A este proceso político informal que consiste en generar lealtades entre los habitantes de las localidades donde operan los GCO y, de forma paralela, establecer vínculos con agentes estatales para lograr protección y resguardo, se lo conoce como «gobernanza criminal». El objetivo estratégico es el control zonal para asegurar los flujos de mercancías ilícitas. Como lo demostró Enrique Arias (2006, The Dynamics of Criminal Governance: Networks and Social Order in Rio de Janeiro) al estudiar este fenómeno en las favelas de Río de Janeiro: «el crimen organizado no puede funcionar sin algún grado de apoyo estatal y social».
Segunda pregunta: ¿Los grupos criminales organizados operan al margen del Estado o gracias a él?
En un estudio recientemente publicado de Guillermo Trejo y Sandra Ley (2020, Votes, Drugs, and Violence. The Political Logic of Criminal Wars in Mexico) se plantea una innovadora teoría para comprender el origen del crimen organizado. Sostienen que entre el estado y la delincuencia común se configura una zona gris de la criminalidad, generalmente bajo regímenes políticos autoritarios o democracias electorales minimalistas. «La zona gris es el área donde miembros de las fuerzas armadas, la policía, milicias pro-gubernamentales, fiscales públicos y directores de las penitenciarías coexisten con una amplia variedad de organizaciones criminales. Estos no son órdenes paralelos sino un ecosistema de coerción, corrupción y criminalidad donde las interacciones entre agentes estatales y grupos económicos privados dan lugar al crimen organizado».

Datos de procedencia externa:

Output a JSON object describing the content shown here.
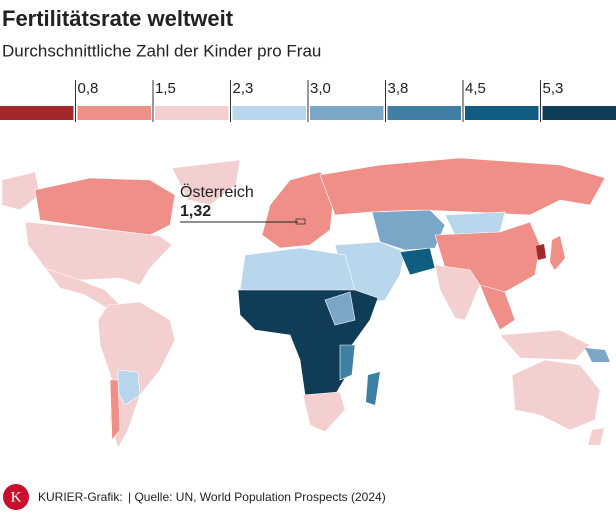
{
  "chart_data": {
    "type": "choropleth",
    "title": "Fertilitätsrate weltweit",
    "subtitle": "Durchschnittliche Zahl der Kinder pro Frau",
    "legend": {
      "breaks": [
        {
          "value": 0.8,
          "label": "0,8"
        },
        {
          "value": 1.5,
          "label": "1,5"
        },
        {
          "value": 2.3,
          "label": "2,3"
        },
        {
          "value": 3.0,
          "label": "3,0"
        },
        {
          "value": 3.8,
          "label": "3,8"
        },
        {
          "value": 4.5,
          "label": "4,5"
        },
        {
          "value": 5.3,
          "label": "5,3"
        }
      ],
      "colors": [
        "#a3282c",
        "#ef8f88",
        "#f3d0cf",
        "#b9d7ec",
        "#7aa6c8",
        "#3f7fa3",
        "#0f5d80",
        "#0f3c57"
      ]
    },
    "annotations": [
      {
        "label": "Österreich",
        "value": 1.32,
        "value_label": "1,32"
      }
    ]
  },
  "footer": {
    "logo": "K",
    "credit": "KURIER-Grafik:",
    "source": "| Quelle: UN, World Population Prospects (2024)"
  }
}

En esta misma línea, Schultze-Kraft (2016, Órdenes crimilegales: repensando el poder político del crimen organizado) argumenta que la «crimilegalidad» –como él la denomina– está emergiendo como una característica central del orden político y social, especialmente en los países de ingresos medios y en transición en el sur global.
Con estas ideas en mente, cabe preguntarse si la masacre del #23F, el reparto de hospitales en el actual gobierno, o el sistema de coimas en torno a la contratación pública montado por el gobierno anterior, entre muchos otros, son realmente hechos aislados. O, por el contrario, son distintos episodios de un mismo fenómeno que está consolidándose en Ecuador: la gobernanza criminal.
No hay una receta infalible para salir de este laberinto bien organizado. No obstante, aprender de las experiencias de la región (Colombia, México y Centroamérica, por ejemplo) puede ser un método de trabajo inteligente para desengañarnos y ubicar a la masacre del #23F en su real dimensión.